Anosognosia and disorders of bodily unawareness
The wiki has a great deal on awareness of the body as a graded ability — accuracy, sensibility, metacognition, measured in healthy people by counting heartbeats or detecting resistances. It has had nothing on what happens when the capacity is destroyed. Jones, Ward & Critchley (2010) supply it, and the answer relocates a claim the wiki had placed elsewhere.
The syndromes
- Anosognosia for hemiplegia — the patient denies being paralysed. Predominantly right-hemisphere. A major neuropsychological disorder in its own right: recovery and rehabilitation frequently depend on whether it is present.
- Anosognosia for hemianaesthesia — the patient denies having lost tactile sensation.
- Somatoparaphrenia — the patient disowns the limb. In Cereda et al.’s (2002) case 4, a woman with a focal right posterior insular lesion experienced delusions of being touched by a stranger’s hand and regarded her own upper limb as a foreign body.
Bisiach et al.’s (1986) framing, which Jones et al. adopt: these are not deficits of motor or sensory perception per se but disturbances at “the highest level of organisation” of a given function. The patient’s arm does not work and they cannot feel it; what is additionally missing is the registration that this is so.

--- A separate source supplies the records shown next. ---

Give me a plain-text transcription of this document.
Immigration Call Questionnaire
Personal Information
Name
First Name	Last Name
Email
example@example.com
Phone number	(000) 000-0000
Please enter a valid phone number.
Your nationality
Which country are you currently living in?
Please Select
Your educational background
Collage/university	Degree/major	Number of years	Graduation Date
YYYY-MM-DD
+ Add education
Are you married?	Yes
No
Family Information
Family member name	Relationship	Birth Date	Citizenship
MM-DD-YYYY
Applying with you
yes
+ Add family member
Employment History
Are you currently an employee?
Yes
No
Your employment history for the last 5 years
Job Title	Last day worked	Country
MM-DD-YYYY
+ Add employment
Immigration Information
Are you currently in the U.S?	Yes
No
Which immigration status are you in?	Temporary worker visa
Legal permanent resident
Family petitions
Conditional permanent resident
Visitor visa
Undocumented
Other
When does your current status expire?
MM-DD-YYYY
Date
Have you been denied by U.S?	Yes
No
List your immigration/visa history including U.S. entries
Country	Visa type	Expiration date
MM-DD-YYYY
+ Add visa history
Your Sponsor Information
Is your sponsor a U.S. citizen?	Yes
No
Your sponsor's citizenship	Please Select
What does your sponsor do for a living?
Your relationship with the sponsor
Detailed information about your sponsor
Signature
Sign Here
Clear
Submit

Why they belong on this wiki
Because the anatomy is the interoceptive anatomy, and it is the wrong end of it.
Karnath et al. (2005) used lesion-overlay plots across stroke patients with anosognosia for hemiplegia against a group matched for clinical and demographic variables, and found the posterior insula the structure most commonly damaged — present in half the anosognosic patients. Spinazzola et al. (2008) and Golay et al. (2008) add right posterior insula for agnosia for hemianaesthesia and for neglect respectively (see the Table 1 summary on jones-2010-insula-lesions).
The insular-cortex page, following Craig, assigns awareness to the anterior insula: the posterior insula maps objective bodily state, the anterior re-represents it as subjective feeling and, on the strong version, constitutes the moment of awareness itself. Jones et al. record that “some previous reviews imply that anosognosia for hemiplegia/hemianaesthesia are disorders of emotional awareness that reflect anterior insula damage” — and that the lesion evidence puts them posteriorly.
Three ways to take that, none settled by anything in this wiki:
- These are not failures of feeling but of monitoring. Spinazzola et al.’s reading, endorsed here: anosognosia, somatoparaphrenia and neglect are domain-specific disorders of consciousness, in which damage disrupts the self-monitoring processes that normally regulate awareness of one’s physical and cognitive status. On this reading the insula is a comparator detecting mismatch between predicted and actual peripheral feedback — and posterior insula is where the actual feedback arrives, so that is where the comparison breaks. This is the reading Jones et al. prefer, and it is why the page is relevant to feedforward-vs-predictive-interoception: an unawareness syndrome caused by losing the afferent term, not the predictive one.
- Craig’s localization of awareness is too far forward. The straightforward reading, and the one the review does not draw.
- Neither, because the lesions are too big. The authors’ own caveat, and it is serious: increasing anosognosia severity goes with larger lesions, suggesting damage to or disconnection of a distributed fronto-parietal network rather than any one region. Karnath’s patients sustained damage to multiple structures. Cereda’s focal case is the counterweight — one patient. See lesion-symptom-mapping.
The link to body ownership, and an experiment nobody has run
Somatoparaphrenia is body ownership failing pathologically, and it lands on the same structure the healthy paradigm implicates: right posterior insula activates during the rubber-hand-illusion (Tsakiris et al. 2007), and during PET when observed movement corresponds to executed movement, with activity falling as the sense of controlling the movement is reduced (Farrer et al. 2003).
Jones et al. propose the obvious test and note it has not been done: are patients with posterior-insula lesions resistant to the rubber hand illusion, relative to other lesion groups? The prediction is not straightforward in either direction, which is what makes it worth running. On the precision-competition account the wiki holds from Tsakiris via Quigley et al., lower interoceptive precision means a self-model more easily captured by exteroceptive input — so destroying interoceptive cortex should make patients more susceptible, not less. Jones et al. expect resistance. The two predictions are opposite and the experiment is cheap.
Placement
The wiki’s other acquired interoceptive deficit is acquired alexithymia after insular lesion (via Bonaz et al. 2021) — losing access to one’s emotional states. Anosognosia is losing access to one’s bodily ones. They plausibly belong to one family and no source here puts them together; recorded as an open seam.
Held at one remove throughout: Karnath, Cereda, Spinazzola, Bisiach and Farrer are all cited via Jones et al. and none is in raw/.